Preços ao produtor no Brasil têm primeira alta em 10 meses, mas terminam 2025 em queda de 4,53%
O Índice de Preços ao Produtor (IPP) no Brasil apresentou aumento em dezembro pela primeira vez em 10 meses, encerrando o ano de 2025 com uma deflação acumulada de 4,53%. Isso representa a segunda maior queda anual desde o início da série histórica em 2014, de acordo com dados do Instituto Brasileiro de Geografia e Estatística (IBGE) divulgados nesta quarta-feira.
No ano anterior, em 2024, o IPP havia encerrado com uma alta acumulada de 9,28%. Apenas em 2023 também houve deflação, marcando uma queda de 4,99%.
Destaques e variações
Em dezembro, o IPP teve um acréscimo de 0,12%, após registrar uma queda de 0,35% em novembro. No decorrer de 2025, somente o mês de janeiro havia apresentado um avanço mensal nos preços.
As quatro variações mais expressivas em dezembro foram nas indústrias extrativas (3,13%); metalurgia (2,24%); máquinas, aparelhos e materiais elétricos (1,87%); e outros equipamentos de transporte (1,74%).

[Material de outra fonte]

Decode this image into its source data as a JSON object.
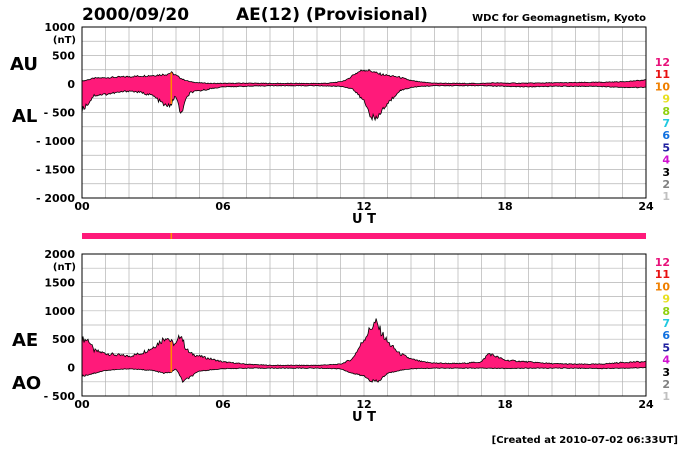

Setores em destaque e influências
O setor de alimentos se destacou na composição do resultado agregado de dezembro, com um impacto de -0,19 ponto percentual, registrando uma queda de 0,76% na comparação mensal.
Ao longo do ano, as atividades que mais variaram foram impressão (16,63%); indústrias extrativas (-14,39%); alimentos (-10,47%); e madeira (-9,85%). As principais influências vieram dos setores de alimentos (-2,70 p.p.); indústrias extrativas (-0,69 p.p.); refino de petróleo e biocombustíveis (-0,56 p.p.); e metalurgia (-0,56 p.p.).
Variações por categoria econômica
Entre as grandes categorias econômicas, bens de capital tiveram um avanço de 0,53% em dezembro e encerraram o ano com alta de 0,78%; bens intermediários subiram 0,34% no mês, mas caíram 7,27% em 2025; enquanto os bens de consumo recuaram 0,25% em dezembro e 1,53% ao longo do ano.
O Índice de Preços ao Produtor (IPP) mensura a variação dos preços de produtos na saída da fábrica, desconsiderando Impostos e frete, abrangendo 24 atividades das indústrias extrativas e de transformação.
Impactos e perspectivas
O gerente do índice, Murilo Alvim, destacou que o resultado negativo do indicador no acumulado do ano foi influenciado principalmente pelo setor de alimentos, em decorrência da diminuição dos preços dos açúcares no período, seguindo a tendência de queda no mercado internacional. Além disso, foram citados os setores de indústrias extrativas, com destaque para os minérios de ferro, e refino de petróleo e biocombustíveis.
Essas oscilações nos preços ao produtor podem indicar movimentos na economia brasileira e devem ser acompanhadas com atenção, especialmente diante do cenário de instabilidade econômica global.
Conclusão
Os dados revelados pelo IBGE mostram não apenas a primeira alta nos preços ao produtor em 10 meses, mas também um ano de deflação significativa, com quedas expressivas em diversos setores da indústria. O desempenho do IPP é fundamental para entender a dinâmica da economia brasileira e seus reflexos nos diversos segmentos produtivos do país.